10 numers ..with any frm 100 to 199,200-299,.............,aage tak


9162
@chillfactor said:
C(16, 6) or C(16, 10) is correct for the marks question (as explained by@Angadbir and @scrabbler )Let S be the set of proper three digit positive integers less than 1000. What is the minimum number of integers that must be chosen from S to ensure that there are at least two integers which have at least one digit in common?

is it 10 ?

111, 222, 333, 444, 555, 666, 777, 888, 999 next number will have common digits



9163
@sujamait said:
The number of ways in which all the integers from 1 to 36 (both inclusive) can be arranged such that no two multiples of 6 are adjacent is expressed as m! —n Pr where m, n, r are distinct positive integers. What is the sum m + n + r ?OPTIONS1) 66 2) 67 3) 68 4) None
Take out 6 multiples of 6.Now,left integers are 30..There are 31 spaces.Place 6 integers in these 31 spaces
30!*31C6

67
9164
@chillfactor said:
C(16, 6) or C(16, 10) is correct for the marks question (as explained by@Angadbir and @scrabbler )Let S be the set of proper three digit positive integers less than 1000. What is the minimum number of integers that must be chosen from S to ensure that there are at least two integers which have at least one digit in common?
total 3 digit numbers with all different digits=9 —9 —8=648,now to get atlest 2 numbers with common digits,648+2=650 numbers shud be selected.
not sure though ,chill sir ka questn hai
9165
@sonamaries7 said:
The HM of 2 nos to their GM is 24:25. FInd the ratio of the nos.2/3,3/24/3,3/44/9,9/416/9, 9/16
2ab/(a+b)sqrt(ab) = 24/25
a/b=k
2k(sqrt(k)(k+1))=24/25
k=16/9 or 9/16
9166


@sonamaries7 said:
The HM of 2 nos to their GM is 24:25. FInd the ratio of the nos.2/3,3/24/3,3/44/9,9/416/9, 9/16
root(ab)/a+b=12/25
clearly,a=16,b=9
9167
@chillfactor said:
10 is correct Find all integers a, b, c such thata² + b² + c² = 2(bc + 1) and a + b + c = 2002
Getting 4 sets....shayad kuch galat kiya...2 with a = 1 and 2 with a = -1

(Goes to recheck)

Edit:
1, 1001, 1000
1, 1000, 1001
-1, 1002, 1001
-1, 1001, 1002
Not sure if all satisfy all conditions...
@chillfactor sirji OA?

regards
scrabbler
9168
@sonamaries7 said:
The HM of 2 nos to their GM is 24:25. FInd the ratio of the nos.2/3,3/24/3,3/44/9,9/416/9, 9/16
Numbers are a and b
HM = 2ab/(a + b)
GM = √(ab)

√(ab)/(a + b) = 12/25
625ab = 144(a + b)²
144a² + 144b² - 337ab = 0
144a² - 256ab - 81ab + 144b² = 0
(16a - 9b)(9a - 16b) = 0

So, ratio is 9/16 or 16/9
9169
@chillfactor said:
Find all integers a, b, c such thata² + b² + c² = 2(bc + 1) and a + b + c = 2002
2 pairs,i.e.
(1,1000,1001) and (1,1001,1000)

9170
@akansh_1 said:
2 pairs,i.e.(1,1000,1001) and (1,1001,1000)
appraoch ?

9171
@sonamaries7 said:
A can build a wall in the same time in which B and C together can.
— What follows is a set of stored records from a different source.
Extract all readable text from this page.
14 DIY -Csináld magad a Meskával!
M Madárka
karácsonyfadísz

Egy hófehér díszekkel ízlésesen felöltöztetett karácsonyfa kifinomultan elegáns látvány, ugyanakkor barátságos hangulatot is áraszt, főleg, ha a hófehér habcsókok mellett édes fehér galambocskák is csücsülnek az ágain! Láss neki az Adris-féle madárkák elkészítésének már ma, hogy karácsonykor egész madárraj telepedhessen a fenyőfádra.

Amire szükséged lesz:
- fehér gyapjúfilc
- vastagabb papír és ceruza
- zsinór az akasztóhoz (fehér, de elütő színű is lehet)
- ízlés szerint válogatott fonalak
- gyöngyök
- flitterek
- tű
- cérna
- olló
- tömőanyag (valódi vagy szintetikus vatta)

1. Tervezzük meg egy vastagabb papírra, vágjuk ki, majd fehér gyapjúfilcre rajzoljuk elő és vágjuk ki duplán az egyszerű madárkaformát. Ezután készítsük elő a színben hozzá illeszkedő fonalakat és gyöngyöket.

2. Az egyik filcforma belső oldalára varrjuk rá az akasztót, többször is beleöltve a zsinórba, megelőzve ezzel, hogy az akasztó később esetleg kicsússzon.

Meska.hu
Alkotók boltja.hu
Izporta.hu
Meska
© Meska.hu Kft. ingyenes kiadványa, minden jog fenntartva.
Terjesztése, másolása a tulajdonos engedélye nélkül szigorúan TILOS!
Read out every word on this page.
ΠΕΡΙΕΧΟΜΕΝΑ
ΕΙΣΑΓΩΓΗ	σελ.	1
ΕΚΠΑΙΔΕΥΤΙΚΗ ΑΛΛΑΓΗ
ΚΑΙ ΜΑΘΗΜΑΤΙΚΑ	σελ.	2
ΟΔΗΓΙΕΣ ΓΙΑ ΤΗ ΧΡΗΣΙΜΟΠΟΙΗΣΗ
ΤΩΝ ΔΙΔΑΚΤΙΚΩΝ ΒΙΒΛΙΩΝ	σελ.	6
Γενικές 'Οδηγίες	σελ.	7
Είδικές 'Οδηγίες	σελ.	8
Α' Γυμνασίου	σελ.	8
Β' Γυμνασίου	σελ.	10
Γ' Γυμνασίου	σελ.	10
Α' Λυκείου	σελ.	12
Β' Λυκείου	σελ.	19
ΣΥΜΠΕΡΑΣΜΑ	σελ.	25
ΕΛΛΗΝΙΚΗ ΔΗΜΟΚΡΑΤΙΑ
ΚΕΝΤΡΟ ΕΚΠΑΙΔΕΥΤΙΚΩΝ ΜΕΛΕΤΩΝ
If A and B together do it in 25 days and C alone can do it in 35 days. In what time will B alone do it?17510090none of the above
175=total units
A and B efficiency=7units perday
C efficiency=5 units per day

Let efficiency of A be x units per day
So,B efficiency be 7-x units per day

175/x=175/(7-x+5)
x=12-x
2x=12
x=6

B time =175/1

175 days
9172
@chillfactor said:
10 is correct Find all integers a, b, c such thata² + b² + c² = 2(bc + 1) and a + b + c = 2002


a + b + c = 2002
(a + b + c)^2=a² + b² + c² + 2(ab+bc+ca)
2002^2 = 2bc + 2 + 2ab+2bc+2ca
here i stopped and started another way...
kuch ni ho sakta mera..

a² + b² + c² = 2(bc + 1)
a^2 + (b-c)^2 = 2
as a,b,c are integrs
either
a=+/-1
b-c=+/-1

so,
if i take,
a=1,b=c+1 then we get 1 soln
a=1,b=c-1 .......
..
...

4 solutions ?

@chillfactor nice Q bydway..
9173
@chillfactor said:
10 is correct Find all integers a, b, c such thata² + b² + c² = 2(bc + 1) and a + b + c = 2002
a^2 + (b-c)^2 = 2

Both terms in LHS is non-negative, and none can be 0 (since 2 is not a perfect square)
So both terms = 1

So integer solns are of the nature:
a = +/-1
b = c +/-1

Since a + b + c = 2002, taking a = +1 will yeild 2 solns for b and c
Similarly, 2 solns for b,c when a = -1

So total 4 solns


9174
@Brooklyn : Missed the other two cases.Already explained by @AngadbirďťżAngadbirďťż and @sujamait.
9175
Let N be the smallest positive number such that N^3 ends in 888. Find the sum of digits of N.
OPTIONS

1) 12
2) 17
3) 8
4) 19
5) None of these

Does any one has got his/her hands on PDF unlocker software ?
9176

Yup, 4 solutions :thumbsup:


a(n) denotes a n-digit positive number having all of its digits as 1. Find the greatest common divisor of a(45) and a(140).
9177
@chillfactor said:
Yup, 4 solutionsa(n) denotes a n-digit positive number having all of its digits as 1. Find the greatest common divisor of a(45) and a(140).
11111? Both will be divisible by this...

regards
scrabbler
9178
@chillfactor said:
Yup, 4 solutionsa(n) denotes a n-digit positive number having all of its digits as 1. Find the greatest common divisor of a(45) and a(140).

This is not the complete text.